To claim a duchy from somebody else through war (when you don't have a casus belli that lets you claim it directly):
- Find out who* has a claim on it by opening the duchy information screen and clicking on "Claimants" to see who has a claim on that kingdom.
- Invite one of the male claimants over to your court. (If nobody will come over, or there are no male heirs, you'll have to find another way to get that duchy. Note that if one of your courtiers marries a female claimant that you can't legally give a title to, that female claimant is not your vassal and the newly-conquered duchy will not become part of your kingdom, even if you give your male courtier a title.)
Give that claimant a landed title. Any landed title will do, even a city, church, or castle.
Note that if you land the claimant a city, gaining him a Duchy will found a vassal merchant republic instead of gaining you a new feudal vassal if you are playing version 1.9 of the game or later. Merchant republics are generally considered awesome to have as vassals due to their revenue and tax bonuses, but this might disrupt an existing merchant republic that is already earning you revenue.
Go to war with the ruler of your choice, using the "Claim on duchy X" as your casus belli.
- Once you win the war, that claimant will be your duke.
I'm guessing that this will also work with kingdoms if you're an emperor. So far, I've claimed two duchies this way: once by giving away a county to the claimant, and once by giving away a bishopric.
*As revealed in this other answer, you can't actually press the claim in war unless the claim is strong, or the claimant is a pretender (2nd or 3rd in line), or there's already another war going on over the title, or the current holder of the title is a woman (and you have a male claimant) or a child (so there's a regency).

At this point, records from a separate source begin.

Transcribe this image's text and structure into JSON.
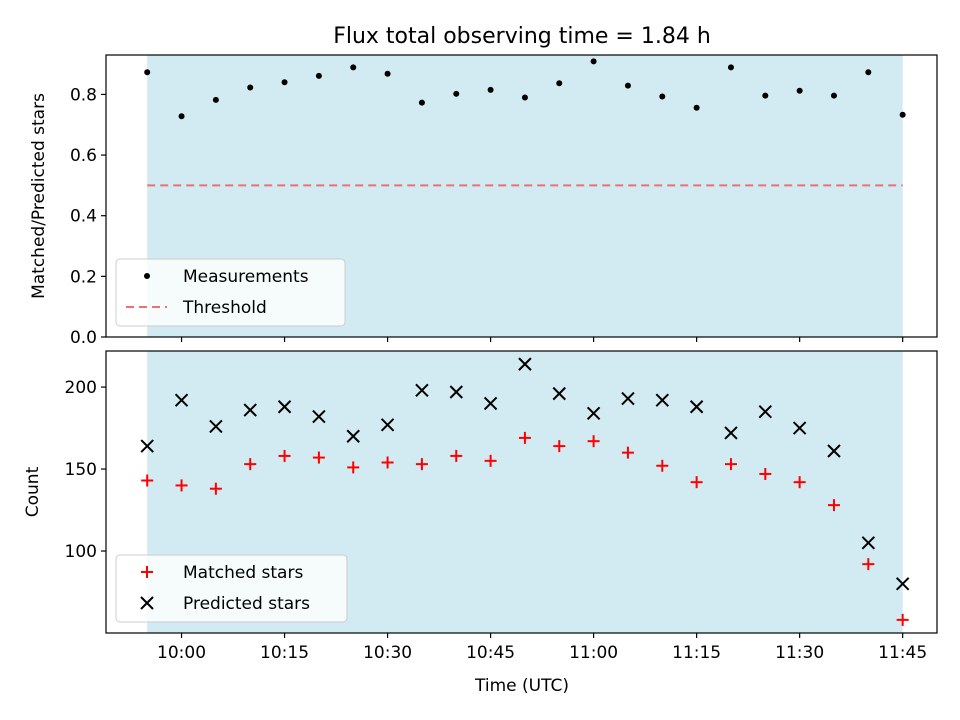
{
  "chart_data": [
    {
      "type": "scatter",
      "title": "Flux total observing time = 1.84 h",
      "xlabel": "",
      "ylabel": "Matched/Predicted stars",
      "ylim": [
        0,
        0.93
      ],
      "yticks": [
        "0.0",
        "0.2",
        "0.4",
        "0.6",
        "0.8"
      ],
      "yticks_values": [
        0,
        0.2,
        0.4,
        0.6,
        0.8
      ],
      "shaded_region": {
        "x_start": "09:55",
        "x_end": "11:45",
        "color": "#add8e6"
      },
      "series": [
        {
          "name": "Measurements",
          "marker": "dot",
          "color": "#000000",
          "x": [
            "09:55",
            "10:00",
            "10:05",
            "10:10",
            "10:15",
            "10:20",
            "10:25",
            "10:30",
            "10:35",
            "10:40",
            "10:45",
            "10:50",
            "10:55",
            "11:00",
            "11:05",
            "11:10",
            "11:15",
            "11:20",
            "11:25",
            "11:30",
            "11:35",
            "11:40",
            "11:45"
          ],
          "y": [
            0.873,
            0.728,
            0.782,
            0.823,
            0.84,
            0.861,
            0.889,
            0.868,
            0.773,
            0.802,
            0.815,
            0.79,
            0.837,
            0.909,
            0.829,
            0.793,
            0.756,
            0.889,
            0.796,
            0.812,
            0.796,
            0.873,
            0.733
          ]
        },
        {
          "name": "Threshold",
          "marker": "dashed-line",
          "color": "#f07070",
          "y": 0.5
        }
      ],
      "legend": {
        "placement": "lower-left"
      }
    },
    {
      "type": "scatter",
      "title": "",
      "xlabel": "Time (UTC)",
      "ylabel": "Count",
      "ylim": [
        50,
        222
      ],
      "yticks": [
        "100",
        "150",
        "200"
      ],
      "yticks_values": [
        100,
        150,
        200
      ],
      "xlim": [
        "09:49",
        "11:50"
      ],
      "xticks": [
        "10:00",
        "10:15",
        "10:30",
        "10:45",
        "11:00",
        "11:15",
        "11:30",
        "11:45"
      ],
      "shaded_region": {
        "x_start": "09:55",
        "x_end": "11:45",
        "color": "#add8e6"
      },
      "series": [
        {
          "name": "Matched stars",
          "marker": "plus",
          "color": "#ff0000",
          "x": [
            "09:55",
            "10:00",
            "10:05",
            "10:10",
            "10:15",
            "10:20",
            "10:25",
            "10:30",
            "10:35",
            "10:40",
            "10:45",
            "10:50",
            "10:55",
            "11:00",
            "11:05",
            "11:10",
            "11:15",
            "11:20",
            "11:25",
            "11:30",
            "11:35",
            "11:40",
            "11:45"
          ],
          "y": [
            143,
            140,
            138,
            153,
            158,
            157,
            151,
            154,
            153,
            158,
            155,
            169,
            164,
            167,
            160,
            152,
            142,
            153,
            147,
            142,
            128,
            92,
            58
          ]
        },
        {
          "name": "Predicted stars",
          "marker": "x",
          "color": "#000000",
          "x": [
            "09:55",
            "10:00",
            "10:05",
            "10:10",
            "10:15",
            "10:20",
            "10:25",
            "10:30",
            "10:35",
            "10:40",
            "10:45",
            "10:50",
            "10:55",
            "11:00",
            "11:05",
            "11:10",
            "11:15",
            "11:20",
            "11:25",
            "11:30",
            "11:35",
            "11:40",
            "11:45"
          ],
          "y": [
            164,
            192,
            176,
            186,
            188,
            182,
            170,
            177,
            198,
            197,
            190,
            214,
            196,
            184,
            193,
            192,
            188,
            172,
            185,
            175,
            161,
            105,
            80
          ]
        }
      ],
      "legend": {
        "placement": "lower-left"
      }
    }
  ]
}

You can only use "any claimant with a pulse" if the title is disputed or the ruler is a child; you can only use "any male claimant with a pulse" if the ruler is female; otherwise, you'll need to pick up one of the pretenders or someone with a strong claim: you'll need to do slightly more research to find who they are, and they're often harder to invite to your court.
(Note: if there are three or fewer male claimants, then it's almost certain that they're the heir and pretenders. Just grab one and go on your way. Figuring out the exact claims is more important when there are four or more male claimants.)